Let \(N = p N_1\), we have \(q^n p N_1 = p^n\), giving \(q^n N_1 = p^{n - 1}\). Repeating the same step will give \(p \divides N_1\).
Let \(N_1 = p N_2\), we have \(q^n p N_2 = p^{n - 1}\), giving \(q^n N_2 = p^{n - 2}\). Repeating the same step will give \(p \divides N_2\).
We can repeat this until we reach \(q^n N_{n - 1} = p\) from which we can conclude \(p \divides N_{n - 1}\).
So \(N_{n - 1} = kp\) for some \(k \in \NN \).
But since \(N_t = p N_{t + 1}\), we can conclude that \(N_1 = k p^{n - 1}\) and hence \[ N = p N_1 = k p^n \] as desired.
Hence, we have \(q^n k p^n = p^n\) which gives \(q^n k = 1\). B33gut this means \(q^n\) and \(k\) must both be one since \(q, k \in \NN \). Hence, \(q = 1\).
Assume, for the sake of contradiction, that \(\sqrt [n]{N}\) is a rational number that is not a positive integer.

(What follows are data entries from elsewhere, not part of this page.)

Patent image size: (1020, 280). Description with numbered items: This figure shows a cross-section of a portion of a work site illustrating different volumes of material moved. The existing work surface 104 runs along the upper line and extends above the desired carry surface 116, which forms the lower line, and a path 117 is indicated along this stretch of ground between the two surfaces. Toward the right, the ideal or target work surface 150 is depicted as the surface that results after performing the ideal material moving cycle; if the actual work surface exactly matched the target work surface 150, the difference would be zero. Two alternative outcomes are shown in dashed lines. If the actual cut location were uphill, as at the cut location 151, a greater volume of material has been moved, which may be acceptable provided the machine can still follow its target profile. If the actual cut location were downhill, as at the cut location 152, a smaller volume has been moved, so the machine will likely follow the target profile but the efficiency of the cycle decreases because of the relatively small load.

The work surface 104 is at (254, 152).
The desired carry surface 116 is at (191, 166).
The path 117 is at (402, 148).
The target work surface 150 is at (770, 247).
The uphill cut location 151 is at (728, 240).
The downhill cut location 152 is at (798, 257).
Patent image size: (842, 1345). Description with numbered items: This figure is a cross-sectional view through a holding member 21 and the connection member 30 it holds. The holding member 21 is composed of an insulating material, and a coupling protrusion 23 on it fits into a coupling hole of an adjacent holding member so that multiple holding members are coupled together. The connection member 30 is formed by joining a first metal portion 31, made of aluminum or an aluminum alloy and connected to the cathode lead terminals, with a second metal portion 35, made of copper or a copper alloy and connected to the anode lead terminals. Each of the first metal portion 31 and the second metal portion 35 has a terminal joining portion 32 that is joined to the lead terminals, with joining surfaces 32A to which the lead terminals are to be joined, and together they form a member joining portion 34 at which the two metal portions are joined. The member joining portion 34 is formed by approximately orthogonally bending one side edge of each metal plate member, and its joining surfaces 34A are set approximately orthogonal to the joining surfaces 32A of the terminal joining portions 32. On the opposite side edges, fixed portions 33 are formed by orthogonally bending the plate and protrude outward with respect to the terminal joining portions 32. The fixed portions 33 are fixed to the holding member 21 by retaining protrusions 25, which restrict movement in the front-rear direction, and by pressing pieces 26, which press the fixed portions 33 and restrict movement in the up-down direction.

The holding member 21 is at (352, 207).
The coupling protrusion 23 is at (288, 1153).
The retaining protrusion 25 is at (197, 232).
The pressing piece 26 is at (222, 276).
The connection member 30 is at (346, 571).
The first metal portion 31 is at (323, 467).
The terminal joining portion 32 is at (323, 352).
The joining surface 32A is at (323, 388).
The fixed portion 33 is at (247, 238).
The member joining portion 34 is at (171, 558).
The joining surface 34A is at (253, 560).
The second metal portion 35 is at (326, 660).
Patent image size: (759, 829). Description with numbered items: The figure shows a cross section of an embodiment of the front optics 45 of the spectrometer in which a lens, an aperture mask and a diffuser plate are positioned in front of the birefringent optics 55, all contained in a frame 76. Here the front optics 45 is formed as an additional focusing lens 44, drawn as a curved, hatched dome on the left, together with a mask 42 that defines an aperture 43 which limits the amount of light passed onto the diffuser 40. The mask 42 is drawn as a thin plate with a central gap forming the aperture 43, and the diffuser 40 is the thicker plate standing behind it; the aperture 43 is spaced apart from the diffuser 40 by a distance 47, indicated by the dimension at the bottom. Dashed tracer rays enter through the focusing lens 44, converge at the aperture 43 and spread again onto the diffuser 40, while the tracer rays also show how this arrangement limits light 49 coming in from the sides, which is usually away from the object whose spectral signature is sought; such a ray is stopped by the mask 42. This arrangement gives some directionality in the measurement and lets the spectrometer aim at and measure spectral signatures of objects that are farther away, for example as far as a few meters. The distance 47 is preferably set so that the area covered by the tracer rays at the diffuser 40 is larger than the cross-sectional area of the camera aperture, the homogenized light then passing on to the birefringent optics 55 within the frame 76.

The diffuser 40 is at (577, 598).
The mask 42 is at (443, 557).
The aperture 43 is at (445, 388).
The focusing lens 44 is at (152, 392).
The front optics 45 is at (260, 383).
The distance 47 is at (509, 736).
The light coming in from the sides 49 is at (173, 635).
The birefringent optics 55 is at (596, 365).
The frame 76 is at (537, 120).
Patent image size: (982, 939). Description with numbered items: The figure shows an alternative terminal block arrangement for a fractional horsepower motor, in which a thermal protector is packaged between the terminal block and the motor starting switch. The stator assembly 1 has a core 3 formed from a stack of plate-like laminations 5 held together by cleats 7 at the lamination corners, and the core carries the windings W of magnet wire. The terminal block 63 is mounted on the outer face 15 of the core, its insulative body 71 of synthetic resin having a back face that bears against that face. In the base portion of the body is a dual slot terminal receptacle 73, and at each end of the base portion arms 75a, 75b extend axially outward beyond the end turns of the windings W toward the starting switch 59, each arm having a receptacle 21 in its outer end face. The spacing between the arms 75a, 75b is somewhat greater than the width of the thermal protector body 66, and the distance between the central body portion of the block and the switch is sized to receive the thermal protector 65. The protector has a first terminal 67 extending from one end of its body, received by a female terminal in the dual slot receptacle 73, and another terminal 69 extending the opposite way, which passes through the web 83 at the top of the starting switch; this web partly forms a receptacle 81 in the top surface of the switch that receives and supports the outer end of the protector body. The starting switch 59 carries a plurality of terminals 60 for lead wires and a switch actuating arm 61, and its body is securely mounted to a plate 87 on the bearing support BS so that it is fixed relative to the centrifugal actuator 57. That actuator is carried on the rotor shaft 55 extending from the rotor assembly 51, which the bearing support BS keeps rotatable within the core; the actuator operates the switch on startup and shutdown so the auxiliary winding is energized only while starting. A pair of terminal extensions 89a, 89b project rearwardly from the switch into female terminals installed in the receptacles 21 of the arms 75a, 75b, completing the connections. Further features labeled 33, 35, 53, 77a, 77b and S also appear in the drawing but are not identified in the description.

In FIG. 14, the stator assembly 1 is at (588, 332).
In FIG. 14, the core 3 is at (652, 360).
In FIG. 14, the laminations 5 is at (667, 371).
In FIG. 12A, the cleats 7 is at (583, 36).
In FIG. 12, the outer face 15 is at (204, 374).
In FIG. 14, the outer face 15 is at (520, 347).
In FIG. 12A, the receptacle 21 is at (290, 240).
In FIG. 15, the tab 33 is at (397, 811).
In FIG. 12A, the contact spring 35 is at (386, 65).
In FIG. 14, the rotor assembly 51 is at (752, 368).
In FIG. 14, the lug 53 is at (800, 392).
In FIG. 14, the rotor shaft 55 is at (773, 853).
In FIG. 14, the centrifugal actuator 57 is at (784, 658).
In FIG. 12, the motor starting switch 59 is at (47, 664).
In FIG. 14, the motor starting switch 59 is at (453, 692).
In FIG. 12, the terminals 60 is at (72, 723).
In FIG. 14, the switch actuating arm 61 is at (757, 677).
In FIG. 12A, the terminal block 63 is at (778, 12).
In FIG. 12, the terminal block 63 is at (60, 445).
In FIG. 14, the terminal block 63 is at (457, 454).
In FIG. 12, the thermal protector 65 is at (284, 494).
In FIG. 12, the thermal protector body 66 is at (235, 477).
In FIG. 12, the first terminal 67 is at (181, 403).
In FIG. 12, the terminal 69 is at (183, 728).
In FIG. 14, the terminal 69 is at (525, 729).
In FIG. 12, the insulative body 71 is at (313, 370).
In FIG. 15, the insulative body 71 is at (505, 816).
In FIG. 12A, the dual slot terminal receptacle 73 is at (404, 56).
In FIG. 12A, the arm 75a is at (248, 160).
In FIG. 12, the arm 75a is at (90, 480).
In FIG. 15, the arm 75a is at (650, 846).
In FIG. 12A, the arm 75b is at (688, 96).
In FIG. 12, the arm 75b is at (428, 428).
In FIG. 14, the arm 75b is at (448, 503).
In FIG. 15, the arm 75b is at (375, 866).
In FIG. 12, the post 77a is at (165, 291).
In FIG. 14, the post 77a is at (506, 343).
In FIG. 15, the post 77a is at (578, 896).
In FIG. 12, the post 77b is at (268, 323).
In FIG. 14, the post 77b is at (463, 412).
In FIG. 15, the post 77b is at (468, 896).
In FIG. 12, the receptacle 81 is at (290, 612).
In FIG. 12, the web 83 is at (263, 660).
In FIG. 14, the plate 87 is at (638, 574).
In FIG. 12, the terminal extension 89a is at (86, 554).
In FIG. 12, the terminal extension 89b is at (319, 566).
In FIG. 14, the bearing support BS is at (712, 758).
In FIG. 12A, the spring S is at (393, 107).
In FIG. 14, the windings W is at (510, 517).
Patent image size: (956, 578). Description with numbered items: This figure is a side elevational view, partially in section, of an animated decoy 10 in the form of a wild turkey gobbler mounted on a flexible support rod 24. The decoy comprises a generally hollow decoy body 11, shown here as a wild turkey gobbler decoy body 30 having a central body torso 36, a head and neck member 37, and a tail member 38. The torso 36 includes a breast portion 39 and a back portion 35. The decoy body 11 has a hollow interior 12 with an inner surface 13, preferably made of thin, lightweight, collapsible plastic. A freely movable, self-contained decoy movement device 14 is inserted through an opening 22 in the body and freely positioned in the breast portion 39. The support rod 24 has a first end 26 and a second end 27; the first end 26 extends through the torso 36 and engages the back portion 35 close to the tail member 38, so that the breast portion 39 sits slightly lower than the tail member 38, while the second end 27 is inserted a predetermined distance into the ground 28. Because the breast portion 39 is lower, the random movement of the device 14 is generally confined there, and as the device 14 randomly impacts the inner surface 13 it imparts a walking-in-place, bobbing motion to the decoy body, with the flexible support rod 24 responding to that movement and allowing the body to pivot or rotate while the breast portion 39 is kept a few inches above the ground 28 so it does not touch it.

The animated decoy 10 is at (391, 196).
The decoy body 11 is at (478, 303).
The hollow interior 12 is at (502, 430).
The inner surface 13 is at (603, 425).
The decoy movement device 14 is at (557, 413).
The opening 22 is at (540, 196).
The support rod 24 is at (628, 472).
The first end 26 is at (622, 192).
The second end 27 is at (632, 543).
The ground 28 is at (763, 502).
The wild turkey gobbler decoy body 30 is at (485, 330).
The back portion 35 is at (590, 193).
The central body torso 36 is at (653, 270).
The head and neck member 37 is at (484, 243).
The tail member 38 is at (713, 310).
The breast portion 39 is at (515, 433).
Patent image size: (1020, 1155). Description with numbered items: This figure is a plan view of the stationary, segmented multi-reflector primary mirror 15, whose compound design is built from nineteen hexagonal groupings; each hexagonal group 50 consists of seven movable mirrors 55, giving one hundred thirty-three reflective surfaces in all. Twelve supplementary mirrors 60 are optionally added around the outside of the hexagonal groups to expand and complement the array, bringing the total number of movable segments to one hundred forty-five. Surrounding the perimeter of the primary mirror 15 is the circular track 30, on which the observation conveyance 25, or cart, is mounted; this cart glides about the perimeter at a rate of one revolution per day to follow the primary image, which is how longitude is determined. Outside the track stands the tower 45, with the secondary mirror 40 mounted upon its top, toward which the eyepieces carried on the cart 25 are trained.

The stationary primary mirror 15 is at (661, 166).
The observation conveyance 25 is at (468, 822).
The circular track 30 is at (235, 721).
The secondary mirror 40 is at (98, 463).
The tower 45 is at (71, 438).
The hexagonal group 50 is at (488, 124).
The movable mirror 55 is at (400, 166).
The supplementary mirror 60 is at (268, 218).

Let \[ \sqrt [n]{N} = \frac {p}{q}, \] where \(p, q \in \NN \), \(\gcd (p, q) = 1\), and \(q \neq 1\) (this is to ensure it is not a positive integer).
Hence, by rearrangement, we have \[ q^n N = p^n, \] and from what we have proved we must have \(q = 1\), which contradicts with \(q \neq 1\).
Hence, \(\sqrt [n]{N}\) must either be a positive integer or must be irrational.
Since \(a^a d^b = b^a c^b\), we know that \(a^a \divides b^a c^b\). By the same reasoning as part 1, we know that \(c^b = k a^a\) for some positive integer \(k_1\).
Hence, putting it back to the original equation, we have \[ d^b = k_1 b^a, \] which implies \(d^b \geq b^a\).
Since \(a^a d^b = b^a c^b\), we know that \(c^b \divides a^a d^b\). By the same reasoning as part 1, we know that \(a^a = k_2 c^b\) for some positive integer \(k_2\).
Hence, putting it back to the original equation, we have \[ k_2 d^b = b^a, \] which implies \(b^a \geq d^b\).
This means \(d^b = b^a\).
If a prime \(p \divides d\), then \(p \divides d^b\), and hence \(p \divides b^a\).
Since \(b^a = b b^{a - 1}\), if \(p\) does not divide \(b\), this means \(p\) and \(b\) must be co-prime (since \(p\) is a prime), then \(p\) must divide \(b^{a - 1}\), and repeating this argument eventually reaches \(p\) dividing \(b^{a - (a - 1)}\) which is a contradiction. So \(p\) must divide \(b\).
Let \(d = p^m d'\), and we must have \(p\) not divide \(d'\). Similarly, let \(b = p^n b'\), and we must have \(p\) does not divide \(b'\).
Putting this back to \(d^b = b^a\) shows \[ (p^m d')^b = (p^n b')^a, \] and hence \[ p^{mb} d'^b = p^{na} b'^a, \] and we must have \(p\) does not divide \(d'^b\) nor \(b'^a\).
This means \(p^{mb}\) and \(p^{na}\) are exactly the highest powers of \(p\) that divide \(d^b = b^a\), and hence \[ mb = na \iff b = \frac {na}{m}. \]
Since \(p^n \divides b\), we must have \(p^n \divides \frac {na}{m}\), and hence \(p^n \divides na\). However, since \(a\) and \(b\) are co-prime, and \(p\) is a prime factor of \(b\), then \(p\) must not divide \(a\), and hence \(p^n \divides n\). Hence, \(p^n \leq n\).
Since \(y^x > x\) for \(y \geq 2\) and \(x > 0\), and \(p^n \leq n\), we must have \(p < 2\) or \(n \leq 0\). But since \(p\) is a prime, \(p \geq 2\), so we must have \(n \leq 0\) and hence \(n = 0\).
This means that the highest power of the prime number \(p\) that divides \(b\) is always \(0\), and hence \(b = 1\).
Let \[ r = \frac {p}{q}, \] where \(p, q \in \NN \), \(\gcd (p, q) = 1\).
We have \[ r^r = \frac {r}{s} \] for \(r, s \in \NN \), \(\gcd (r, s) = 1\).
We have \begin {align*} \left (\frac {p}{q}\right )^{\frac {p}{q}} & = \frac {r}{s} \\ \left (\frac {p}{q}\right )^p & = \left (\frac {r}{s}\right )^q \\ p^p s^q & = q^p r^q. \end {align*}
Here, let \(a = p, b = q, c = r\) and \(d = s\). We must have \(b = q = 1\), which contradicts with \(q \neq 1\).
Therefore, \(r = p \in \NN \) is a positive integer.